On the limit of maximal density of sequences with a perfect linear complexity profile (Q676731)

For a given (finite or infinite) binary ultimately periodic sequence \((s_1,s_2,\dots)\) its linear complexity is defined as the smallest number \(k\) such that \(s_{k+i}=c_1s_i+\cdots+c_ks_{i+k-1}\) over GF(2), for all \(i\geq1\), where \(c_1,\dots,c_k\) are some binary integers. The linear complexity profile of \((s_1,s_2,\dots)\) is the corresponding sequence \(L(1),L(2),\dots\) of values of the linear complexity of the sequences: \((s_1)\), \((s_1,s_2)\), \(\dots\). If \(L(n)=\lfloor{n+1\over2}\rfloor\) for all \(n\geq1\) then \(L\) is called the perfect linear complexity profile.

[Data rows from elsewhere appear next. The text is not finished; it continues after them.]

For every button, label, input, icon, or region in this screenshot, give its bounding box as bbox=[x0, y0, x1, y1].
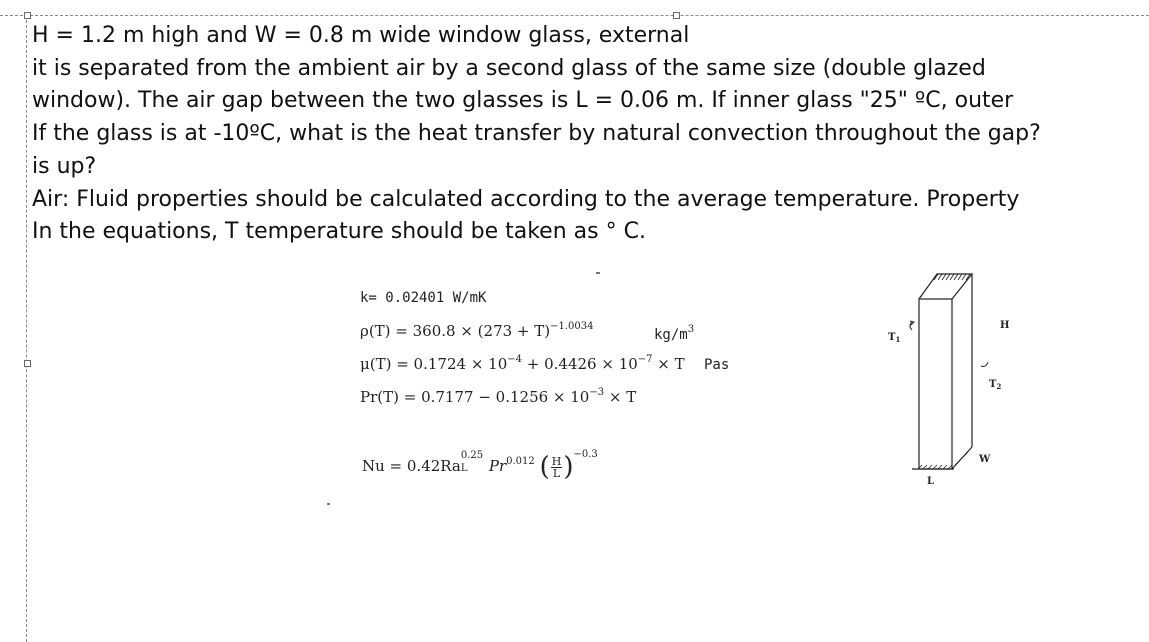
label-height: H bbox=[1000, 320, 1010, 331]
resize-handle-top-center[interactable] bbox=[673, 12, 680, 19]
open-paren: ( bbox=[539, 452, 550, 482]
density-unit-exponent: 3 bbox=[687, 324, 695, 335]
rayleigh-exponent: 0.25 bbox=[460, 450, 484, 461]
nusselt-lhs: Nu = 0.42Ra bbox=[362, 457, 461, 475]
viscosity-lhs: μ(T) = 0.1724 × 10 bbox=[360, 355, 508, 373]
height-length-ratio bbox=[551, 456, 563, 479]
problem-line: Air: Fluid properties should be calculated according to the average temperature. Property bbox=[32, 186, 1020, 212]
viscosity-unit: Pas bbox=[704, 357, 730, 373]
stray-mark bbox=[596, 272, 600, 274]
prandtl-tail: × T bbox=[604, 388, 637, 406]
label-gap-length: L bbox=[927, 476, 935, 487]
rayleigh-scripts bbox=[460, 450, 489, 474]
rayleigh-subscript: L bbox=[460, 463, 468, 474]
top-hatching bbox=[934, 274, 970, 280]
problem-statement bbox=[32, 20, 1132, 249]
ratio-denominator: L bbox=[552, 466, 561, 480]
nusselt-equation bbox=[362, 449, 598, 482]
prandtl-power: 0.012 bbox=[506, 456, 535, 467]
thermal-conductivity-line: k= 0.02401 W/mK bbox=[360, 290, 487, 306]
density-lhs: ρ(T) = 360.8 × (273 + T) bbox=[360, 322, 551, 340]
t1-arrow-icon bbox=[910, 322, 912, 330]
nusselt-prandtl: Pr bbox=[488, 457, 507, 475]
selection-border-top bbox=[0, 15, 1149, 16]
stray-mark bbox=[327, 503, 330, 505]
viscosity-exponent-2: −7 bbox=[637, 354, 653, 365]
density-unit bbox=[654, 324, 694, 343]
viscosity-equation bbox=[360, 354, 685, 373]
problem-line: is up? bbox=[32, 153, 97, 179]
density-equation bbox=[360, 321, 594, 340]
selection-border-left bbox=[26, 15, 27, 642]
problem-line: it is separated from the ambient air by a second glass of the same size (double glazed bbox=[32, 55, 986, 81]
top-face bbox=[919, 274, 972, 299]
viscosity-mid: + 0.4426 × 10 bbox=[522, 355, 638, 373]
resize-handle-middle-left[interactable] bbox=[24, 360, 31, 367]
prandtl-equation bbox=[360, 387, 636, 406]
density-exponent: −1.0034 bbox=[550, 321, 594, 332]
ratio-numerator: H bbox=[551, 454, 562, 468]
close-paren: ) bbox=[563, 452, 574, 482]
prandtl-lhs: Pr(T) = 0.7177 − 0.1256 × 10 bbox=[360, 388, 590, 406]
front-glass-face bbox=[919, 299, 952, 469]
bottom-right-hatching bbox=[955, 452, 968, 465]
window-gap-diagram bbox=[862, 262, 1012, 492]
problem-line: In the equations, T temperature should be taken as ° C. bbox=[32, 219, 646, 245]
problem-line: window). The air gap between the two glasses is L = 0.06 m. If inner glass "25" ºC, outer bbox=[32, 88, 1014, 114]
label-t2: $T_2$ bbox=[989, 379, 1002, 391]
density-unit-base: kg/m bbox=[654, 327, 688, 343]
ratio-exponent: −0.3 bbox=[573, 449, 598, 460]
t2-arrow-icon bbox=[981, 362, 988, 367]
label-width: W bbox=[979, 454, 991, 465]
resize-handle-top-left[interactable] bbox=[24, 12, 31, 19]
problem-line: H = 1.2 m high and W = 0.8 m wide window glass, external bbox=[32, 23, 690, 48]
viscosity-tail: × T bbox=[652, 355, 685, 373]
prandtl-exponent: −3 bbox=[589, 387, 605, 398]
label-t1: $T_1$ bbox=[888, 332, 901, 344]
viscosity-exponent-1: −4 bbox=[507, 354, 522, 365]
problem-line: If the glass is at -10ºC, what is the heat transfer by natural convection throughout the gap? bbox=[32, 121, 1041, 147]
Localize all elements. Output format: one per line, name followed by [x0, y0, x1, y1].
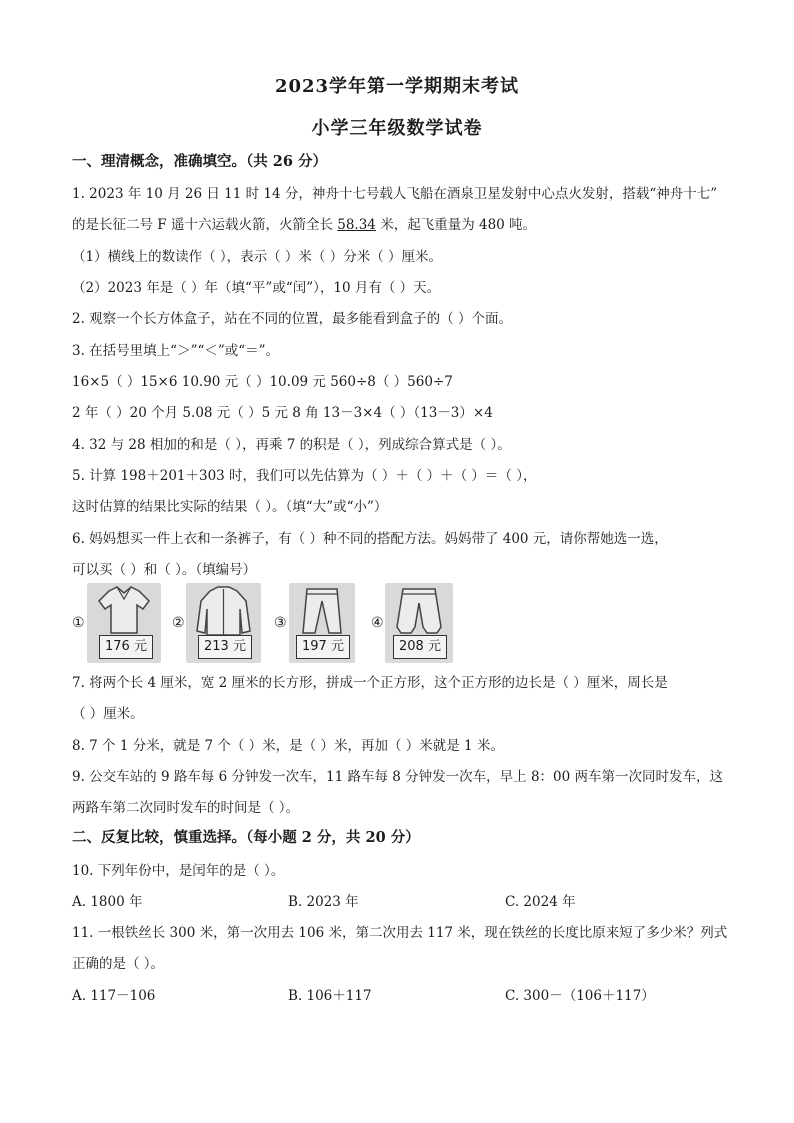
q10-option-b: B. 2023 年 [288, 894, 359, 910]
exam-title: 2023学年第一学期期末考试 [274, 76, 520, 97]
item-3-image [289, 583, 355, 663]
q7-line-1: 7. 将两个长 4 厘米，宽 2 厘米的长方形，拼成一个正方形，这个正方形的边长是（ ）厘米，周长是 [72, 675, 668, 691]
item-4-price: 208 元 [393, 635, 447, 659]
item-1-price: 176 元 [99, 635, 153, 659]
q6-line-1: 6. 妈妈想买一件上衣和一条裤子，有（ ）种不同的搭配方法。妈妈带了 400 元，请你帮她选一选， [72, 531, 668, 547]
q7-line-2: （ ）厘米。 [72, 706, 144, 722]
q4: 4. 32 与 28 相加的和是（ ），再乘 7 的积是（ ），列成综合算式是（ ）。 [72, 437, 511, 453]
item-2-image [186, 583, 261, 663]
item-2-price: 213 元 [198, 635, 252, 659]
rocket-length-underlined: 58.34 [337, 217, 376, 233]
q1-line-2-c: 米，起飞重量为 480 吨。 [375, 217, 537, 233]
q9-line-1: 9. 公交车站的 9 路车每 6 分钟发一次车，11 路车每 8 分钟发一次车，早上 8：00 两车第一次同时发车，这 [72, 769, 724, 785]
section-2-heading: 二、反复比较，慎重选择。（每小题 2 分，共 20 分） [72, 829, 420, 846]
q11-option-b: B. 106＋117 [288, 988, 372, 1004]
section-1-heading: 一、理清概念，准确填空。（共 26 分） [72, 153, 328, 170]
q3-head: 3. 在括号里填上“＞”“＜”或“＝”。 [72, 343, 280, 359]
q11-line-2: 正确的是（ ）。 [72, 956, 165, 972]
q8: 8. 7 个 1 分米，就是 7 个（ ）米，是（ ）米，再加（ ）米就是 1 米。 [72, 738, 504, 754]
q1-sub-2: （2）2023 年是（ ）年（填“平”或“闰”），10 月有（ ）天。 [72, 280, 441, 296]
q9-line-2: 两路车第二次同时发车的时间是（ ）。 [72, 800, 300, 816]
q11-option-c: C. 300－（106＋117） [505, 988, 655, 1004]
item-4-number: ④ [371, 615, 384, 631]
item-1-image [87, 583, 161, 663]
item-3-number: ③ [274, 615, 287, 631]
q11-line-1: 11. 一根铁丝长 300 米，第一次用去 106 米，第二次用去 117 米，现在铁丝的长度比原来短了多少米？列式 [72, 925, 728, 941]
q11-option-a: A. 117－106 [72, 988, 156, 1004]
item-2-number: ② [172, 615, 185, 631]
q3-row-2: 2 年（ ）20 个月 5.08 元（ ）5 元 8 角 13－3×4（ ）（13－3）×4 [72, 405, 493, 421]
q1-line-2-a: 的是长征二号 F 遥十六运载火箭，火箭全长 [72, 217, 338, 233]
item-1-number: ① [72, 615, 85, 631]
q1-line-1: 1. 2023 年 10 月 26 日 11 时 14 分，神舟十七号载人飞船在酒泉卫星发射中心点火发射，搭载“神舟十七” [72, 186, 718, 202]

Massey and Wang have shown that a binary sequence \((s_1,\dots,s_n)\) has the perfect linear complexity profile if and only if \(s_1=1\) and \(s_{2i+1}=s_{2i}+s_i\), for \(i\geq1\). The paper contains a proof that the limit of the maximum density (meant as \(\sum_{i=1}^ns_i/n\)) over all such sequences is equal to 2/3, as \(n\to\infty\).